The Federal Reserve recently increased its federal funds rate by three-quarters of a percentage, raising questions as to what the decision means for those with mortgages.
The Fed’s decision came down following its June meeting, with more adjustments still planned before the end of the year.
“Inflation remains elevated, reflecting supply-and-demand imbalances related to the pandemic, higher energy prices and broader price pressures,” the Federal Open Market Committee said in a statement released after the meeting.
What the decision means for mortgages
The federal funds rate is an interest rate applied to money that banks and other depository institutions lend to each other overnight to meet mandated reserve levels.

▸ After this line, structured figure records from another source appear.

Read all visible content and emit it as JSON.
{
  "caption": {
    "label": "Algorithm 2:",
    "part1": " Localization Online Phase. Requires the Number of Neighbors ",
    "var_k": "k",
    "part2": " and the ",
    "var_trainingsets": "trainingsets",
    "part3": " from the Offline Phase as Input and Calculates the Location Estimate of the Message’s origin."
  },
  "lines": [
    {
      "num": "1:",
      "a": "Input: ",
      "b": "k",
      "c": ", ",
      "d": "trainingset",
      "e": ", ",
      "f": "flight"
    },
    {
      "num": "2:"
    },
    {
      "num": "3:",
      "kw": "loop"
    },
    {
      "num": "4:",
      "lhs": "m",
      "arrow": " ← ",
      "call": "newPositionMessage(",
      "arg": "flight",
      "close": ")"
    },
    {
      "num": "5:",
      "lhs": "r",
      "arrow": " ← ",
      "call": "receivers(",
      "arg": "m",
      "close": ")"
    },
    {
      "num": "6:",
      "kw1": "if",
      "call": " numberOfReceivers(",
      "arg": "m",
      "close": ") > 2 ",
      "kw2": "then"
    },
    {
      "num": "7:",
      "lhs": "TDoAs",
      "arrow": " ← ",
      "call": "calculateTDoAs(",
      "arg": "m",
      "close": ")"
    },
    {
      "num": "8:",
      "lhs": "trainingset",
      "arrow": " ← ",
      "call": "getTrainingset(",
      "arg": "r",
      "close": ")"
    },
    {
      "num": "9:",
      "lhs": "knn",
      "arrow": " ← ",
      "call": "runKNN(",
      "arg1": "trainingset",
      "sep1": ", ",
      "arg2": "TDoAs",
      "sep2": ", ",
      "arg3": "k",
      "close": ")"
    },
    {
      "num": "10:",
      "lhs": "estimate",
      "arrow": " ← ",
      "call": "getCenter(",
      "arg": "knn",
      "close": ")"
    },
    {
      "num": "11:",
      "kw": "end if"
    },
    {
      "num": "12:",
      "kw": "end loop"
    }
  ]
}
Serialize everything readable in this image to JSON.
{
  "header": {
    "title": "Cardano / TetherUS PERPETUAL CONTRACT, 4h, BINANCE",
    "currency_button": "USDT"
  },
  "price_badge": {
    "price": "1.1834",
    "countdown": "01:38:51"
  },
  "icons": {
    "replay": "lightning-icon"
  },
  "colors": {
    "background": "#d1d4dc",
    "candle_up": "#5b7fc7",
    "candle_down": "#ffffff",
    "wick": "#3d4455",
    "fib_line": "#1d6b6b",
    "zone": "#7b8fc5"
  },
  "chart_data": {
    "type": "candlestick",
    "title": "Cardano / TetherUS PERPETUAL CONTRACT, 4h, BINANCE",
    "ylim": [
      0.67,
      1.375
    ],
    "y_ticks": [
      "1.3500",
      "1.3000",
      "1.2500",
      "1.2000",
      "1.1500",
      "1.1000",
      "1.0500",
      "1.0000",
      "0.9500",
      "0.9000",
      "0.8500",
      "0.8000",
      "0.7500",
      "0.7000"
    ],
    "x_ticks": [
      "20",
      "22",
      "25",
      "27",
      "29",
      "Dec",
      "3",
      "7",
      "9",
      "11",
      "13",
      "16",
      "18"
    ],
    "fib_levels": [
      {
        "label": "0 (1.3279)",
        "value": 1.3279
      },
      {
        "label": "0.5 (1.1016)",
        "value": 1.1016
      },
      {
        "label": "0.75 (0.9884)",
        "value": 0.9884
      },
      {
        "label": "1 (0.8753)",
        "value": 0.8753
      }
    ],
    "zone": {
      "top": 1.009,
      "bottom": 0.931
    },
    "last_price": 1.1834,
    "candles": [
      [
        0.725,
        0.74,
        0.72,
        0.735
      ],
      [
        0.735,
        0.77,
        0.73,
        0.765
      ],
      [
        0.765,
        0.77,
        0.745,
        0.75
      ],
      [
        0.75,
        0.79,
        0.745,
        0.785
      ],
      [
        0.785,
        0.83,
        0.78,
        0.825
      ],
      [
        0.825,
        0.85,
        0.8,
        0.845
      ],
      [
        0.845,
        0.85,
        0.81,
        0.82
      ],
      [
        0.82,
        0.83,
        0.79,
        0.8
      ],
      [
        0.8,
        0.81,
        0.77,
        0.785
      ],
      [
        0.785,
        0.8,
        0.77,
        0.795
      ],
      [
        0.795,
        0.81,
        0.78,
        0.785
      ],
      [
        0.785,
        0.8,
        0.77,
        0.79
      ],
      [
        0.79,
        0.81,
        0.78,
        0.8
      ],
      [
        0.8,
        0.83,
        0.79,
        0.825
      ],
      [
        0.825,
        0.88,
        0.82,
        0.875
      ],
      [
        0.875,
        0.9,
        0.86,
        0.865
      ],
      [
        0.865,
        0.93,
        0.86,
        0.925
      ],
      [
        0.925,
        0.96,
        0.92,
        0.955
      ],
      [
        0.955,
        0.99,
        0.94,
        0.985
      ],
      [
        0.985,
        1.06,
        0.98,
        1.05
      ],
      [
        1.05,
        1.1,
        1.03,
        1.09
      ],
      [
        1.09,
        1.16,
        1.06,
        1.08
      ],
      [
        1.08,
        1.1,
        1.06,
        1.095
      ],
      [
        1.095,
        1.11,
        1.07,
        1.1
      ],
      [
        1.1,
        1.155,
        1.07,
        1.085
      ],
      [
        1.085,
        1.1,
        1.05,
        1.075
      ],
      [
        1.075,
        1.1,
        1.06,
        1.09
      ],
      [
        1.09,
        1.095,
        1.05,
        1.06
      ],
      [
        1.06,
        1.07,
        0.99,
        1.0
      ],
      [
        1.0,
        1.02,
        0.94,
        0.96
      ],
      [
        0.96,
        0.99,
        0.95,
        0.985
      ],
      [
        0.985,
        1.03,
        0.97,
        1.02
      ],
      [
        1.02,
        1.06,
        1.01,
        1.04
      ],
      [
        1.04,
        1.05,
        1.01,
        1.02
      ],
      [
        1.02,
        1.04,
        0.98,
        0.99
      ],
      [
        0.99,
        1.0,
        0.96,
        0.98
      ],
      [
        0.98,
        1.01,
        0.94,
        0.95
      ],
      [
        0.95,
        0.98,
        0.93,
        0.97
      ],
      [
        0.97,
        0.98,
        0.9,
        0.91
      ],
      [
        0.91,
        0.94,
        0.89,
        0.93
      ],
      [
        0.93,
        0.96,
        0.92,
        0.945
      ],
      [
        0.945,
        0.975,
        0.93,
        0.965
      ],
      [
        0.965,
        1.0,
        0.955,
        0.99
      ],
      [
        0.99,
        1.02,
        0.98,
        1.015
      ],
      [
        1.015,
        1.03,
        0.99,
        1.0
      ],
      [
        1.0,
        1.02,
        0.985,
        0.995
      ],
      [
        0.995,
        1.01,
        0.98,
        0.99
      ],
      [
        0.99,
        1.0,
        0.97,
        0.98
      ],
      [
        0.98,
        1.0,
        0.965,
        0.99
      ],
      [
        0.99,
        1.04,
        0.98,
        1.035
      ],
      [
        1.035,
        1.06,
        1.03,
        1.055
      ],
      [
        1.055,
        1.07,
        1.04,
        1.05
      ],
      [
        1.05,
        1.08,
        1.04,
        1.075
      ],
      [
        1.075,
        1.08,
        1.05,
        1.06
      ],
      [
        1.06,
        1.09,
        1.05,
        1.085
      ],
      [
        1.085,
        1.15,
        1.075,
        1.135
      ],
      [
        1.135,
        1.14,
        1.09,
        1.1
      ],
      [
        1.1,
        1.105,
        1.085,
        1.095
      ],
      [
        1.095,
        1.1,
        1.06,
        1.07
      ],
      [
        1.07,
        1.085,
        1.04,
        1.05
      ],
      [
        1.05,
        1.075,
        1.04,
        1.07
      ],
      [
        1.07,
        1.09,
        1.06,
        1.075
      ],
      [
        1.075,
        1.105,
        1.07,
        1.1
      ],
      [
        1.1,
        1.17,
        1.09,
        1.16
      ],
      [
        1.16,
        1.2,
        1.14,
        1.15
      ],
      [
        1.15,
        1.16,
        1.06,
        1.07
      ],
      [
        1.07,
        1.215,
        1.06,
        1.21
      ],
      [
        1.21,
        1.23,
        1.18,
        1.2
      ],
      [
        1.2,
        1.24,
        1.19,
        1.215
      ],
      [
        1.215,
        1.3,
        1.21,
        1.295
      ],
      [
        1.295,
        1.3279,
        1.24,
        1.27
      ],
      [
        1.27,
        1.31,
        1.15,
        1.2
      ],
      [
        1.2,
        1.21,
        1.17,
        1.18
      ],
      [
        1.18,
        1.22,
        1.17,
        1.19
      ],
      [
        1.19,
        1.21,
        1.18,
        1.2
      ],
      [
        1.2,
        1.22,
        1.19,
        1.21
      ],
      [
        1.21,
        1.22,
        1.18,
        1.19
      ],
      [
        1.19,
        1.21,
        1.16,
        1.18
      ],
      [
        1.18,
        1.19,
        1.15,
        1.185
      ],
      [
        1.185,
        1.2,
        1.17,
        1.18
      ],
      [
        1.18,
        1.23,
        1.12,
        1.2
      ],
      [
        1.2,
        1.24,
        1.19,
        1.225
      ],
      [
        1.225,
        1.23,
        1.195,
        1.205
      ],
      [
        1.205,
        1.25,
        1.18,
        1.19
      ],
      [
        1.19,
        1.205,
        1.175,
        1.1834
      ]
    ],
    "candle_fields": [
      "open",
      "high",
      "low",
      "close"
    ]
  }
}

This affects short term loans like credit card debt and adjustable-rate mortgage.
Unlike fixed-rate mortgages, an adjustable-rate has an interest rate that increases and decreases on a monthly basis with the market.
Changes in the federal funds rate usually do not affect long-term rates for fixed-rate mortgages.
What you need to know if you’re looking for a mortgage
Compare interest rates and APR, which is the total cost of the mortgage.
While some lenders might advertise low interest rates, they may offset them with high fees, which is shown in the APR.
Look at offers online, compare lender reviews and visit their websites directly.
You can also contact lenders, banks or credit unions to find out what discounts you may qualify for, as existing customers are sometimes able to get better deals.